At the same stop, Alamolhoda called hejab “a political affair” and that it was a “way of women’s emancipation.”

What all this tells us is that with a Raisi presidency—in addition to likely continued mismanagement, systematic corruption, and further repression—women’s rights will be further curtailed. Raisi and his wife believe in the traditional division of labor between men and women and will leverage women’s policies to focus on the traditional notion that women should be wives and mothers. Alamolhoda reaffirmed this during the 2021 electoral campaign by saying that “the third model is the family orientation model along with social impact and activism.”

Thus, women’s policies will look like they did during the 2005-2013 tenure of hardline President Mahmoud Ahmadinejad. The first action Ahmadinejad took as a president was to change the name and direction of the Women’s Participation Center to the “Center for Women and Family Affairs,” which is in charge of women’s affairs, including all bills related to women. This name change was a symbolic reversing of reformist President Mohammad Khatami’s women’s policies, which emphasized women’s full participation in society, especially economic and political participation.

By the end of Ahmadinejad’s presidency, women’s employment had dropped from 19 percent to 14 percent. Another blow to women’s rights under Ahmadinejad was the passing of a controversial family support bill in 2012 that allowed men to remarry and have multiple wives without permission from their first wife. Ahmadinejad was also very much against free and affordable vasectomies and contraceptives that helped bring down the country’s rapid birthrate, since he viewed it as a problematic policy from the “secular world.”

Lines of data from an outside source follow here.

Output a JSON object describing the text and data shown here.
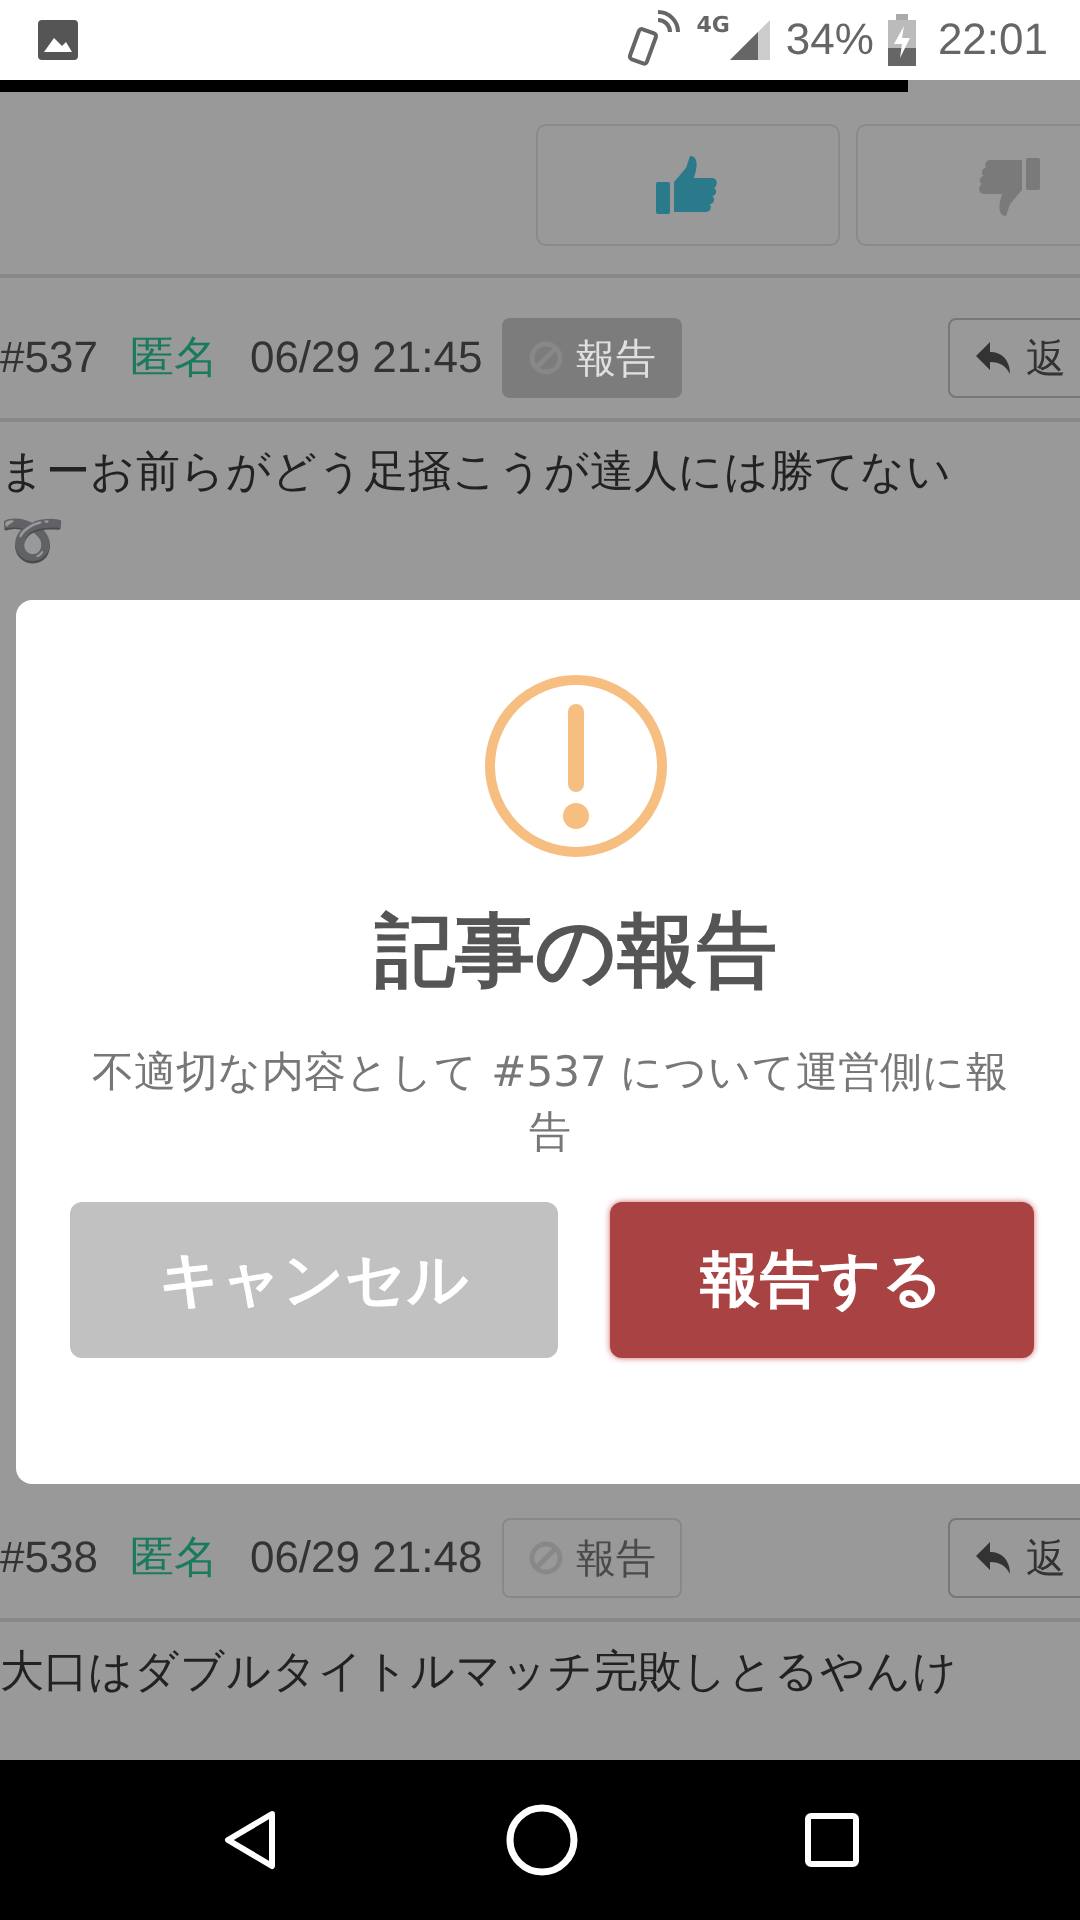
{
  "status_bar": {
    "network": "4G",
    "battery": "34%",
    "time": "22:01"
  },
  "page_progress": {
    "level": 0.84
  },
  "votes": [
    {
      "kind": "up",
      "selected": true
    },
    {
      "kind": "down",
      "selected": false
    }
  ],
  "posts": [
    {
      "number": "#537",
      "author": "匿名",
      "date": "06/29 21:45",
      "report_label": "報告",
      "report_selected": true,
      "reply_label": "返",
      "body": "まーお前らがどう足掻こうが達人には勝てない",
      "emoji": "➰"
    },
    {
      "number": "#538",
      "author": "匿名",
      "date": "06/29 21:48",
      "report_label": "報告",
      "report_selected": false,
      "reply_label": "返",
      "body": "大口はダブルタイトルマッチ完敗しとるやんけ"
    }
  ],
  "dialog": {
    "title": "記事の報告",
    "message": "不適切な内容として #537 について運営側に報告",
    "cancel": "キャンセル",
    "confirm": "報告する"
  }
}
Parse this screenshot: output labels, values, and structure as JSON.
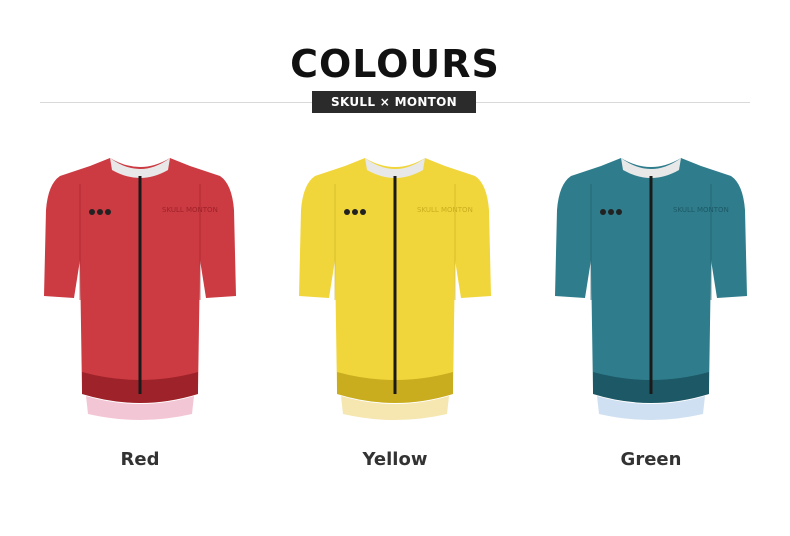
{
  "header": {
    "title": "COLOURS",
    "subtitle": "SKULL × MONTON"
  },
  "products": [
    {
      "label": "Red",
      "color": "#cc3a42",
      "shade": "#9e2229",
      "hem": "#f3c6d6",
      "logo": "SKULL MONTON"
    },
    {
      "label": "Yellow",
      "color": "#f1d63b",
      "shade": "#c9ad1f",
      "hem": "#f6e6b0",
      "logo": "SKULL MONTON"
    },
    {
      "label": "Green",
      "color": "#2f7d8c",
      "shade": "#1d5866",
      "hem": "#cfe0f2",
      "logo": "SKULL MONTON"
    }
  ]
}
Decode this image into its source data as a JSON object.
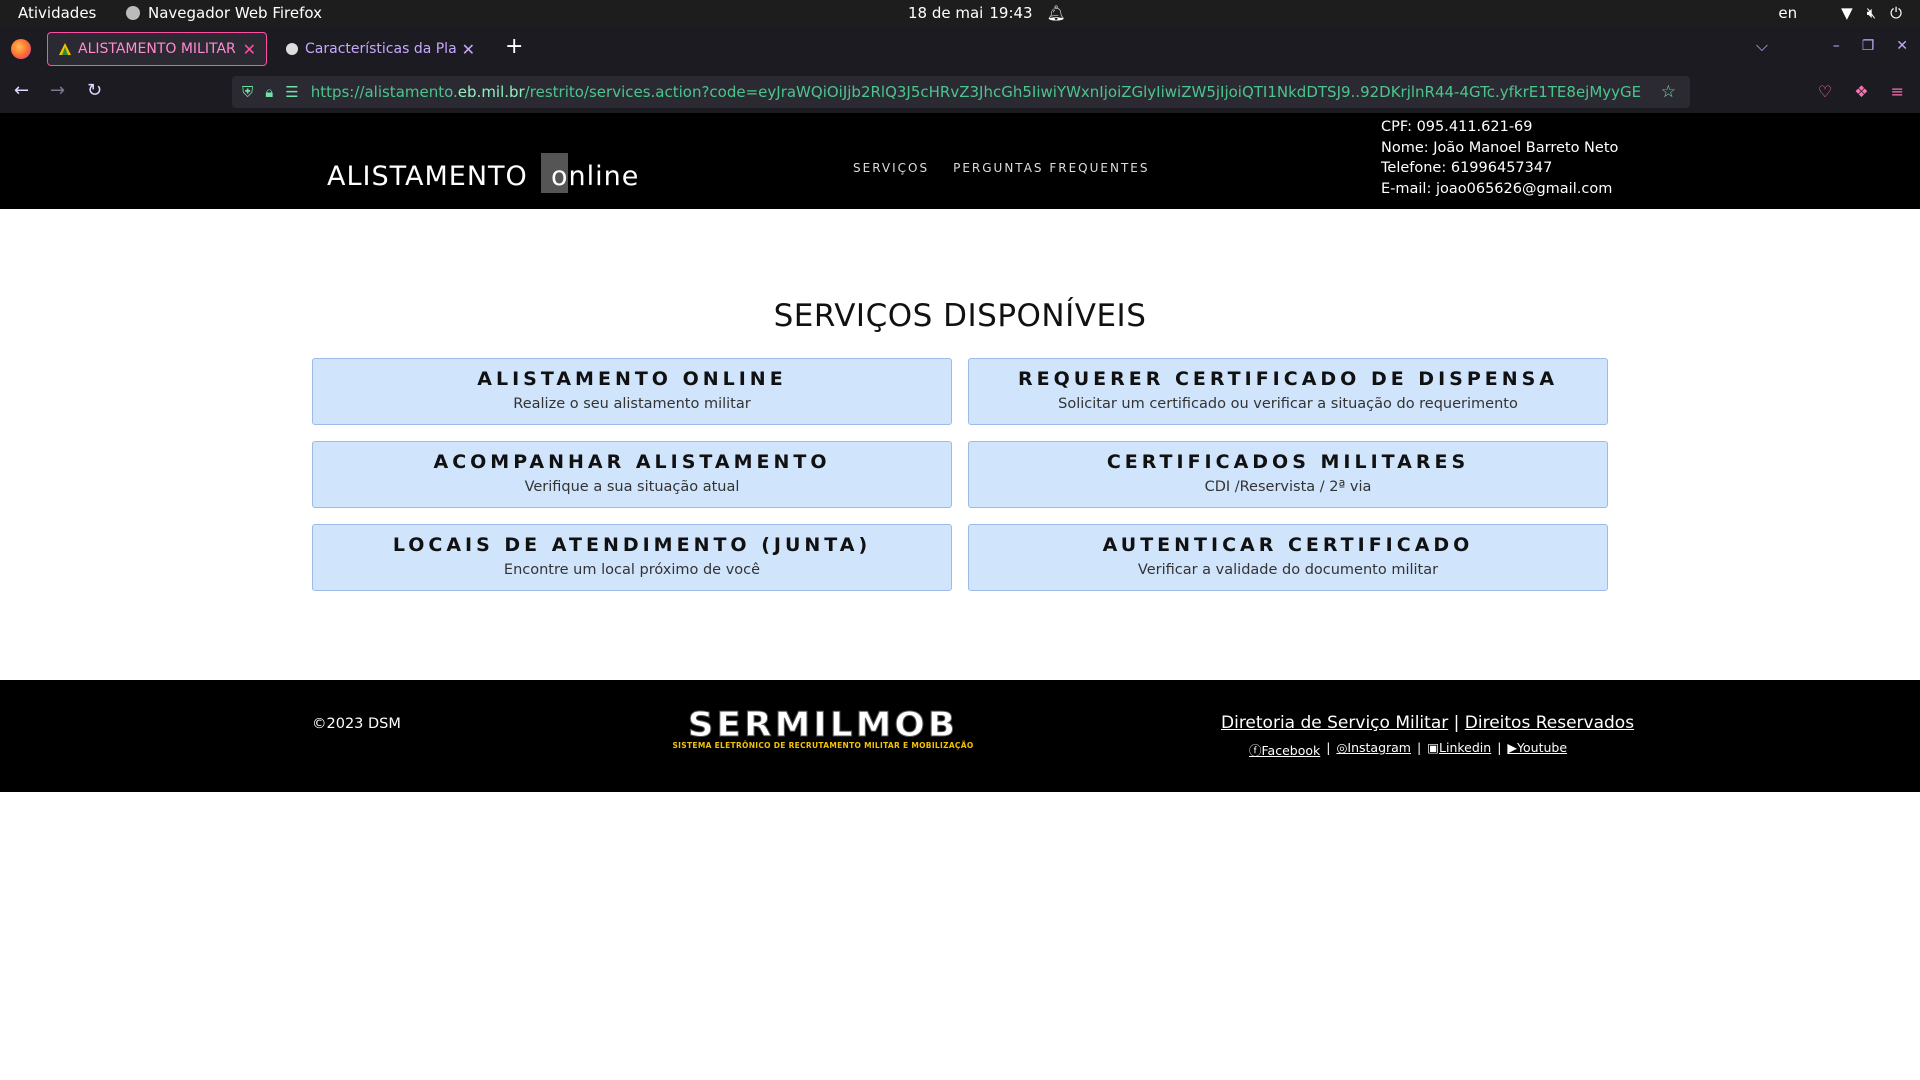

With such precedent, it’s safe to assume that a Raisi presidency would have a pronatalist policy that will further restrict women’s access to contraceptives. This will have the greatest impact on poor families. Marriage at an early age will be encouraged as the candidate couple believe in early marriage—in line with tradition. As a result, the slight progress that has been achieved in terms of increased women’s economic participation—between 14-16 percent before the pandemic—will likely be reversed. Not surprisingly, political representation will continue to remain low—a trend that continued even under the moderate Rouhani governments, who had only two women in his cabinet.

While women’s rights will take a backseat, there will also be more restrictions on women, such as more stringent policing of the mandatory hejab, activities of women’s rights non-profit organizations, and the full participation of women in society. While the crackdown on women’s rights activists will likely become more severe—as evident by Raisi’s tenure as judiciary chief—their protests will become stronger as activists will not be silent. Iranian women have fought too hard for too long to take a step back. 

Dr. Fatemeh Haghighatjoo is the director of the Nonviolent Initiative for Democracy (NID) and affiliated with Boston University’s Religion and Conflict Transformation Program. She is a former parliamentarian of Iran’s reformist-majority parliament from 2000 to 2004.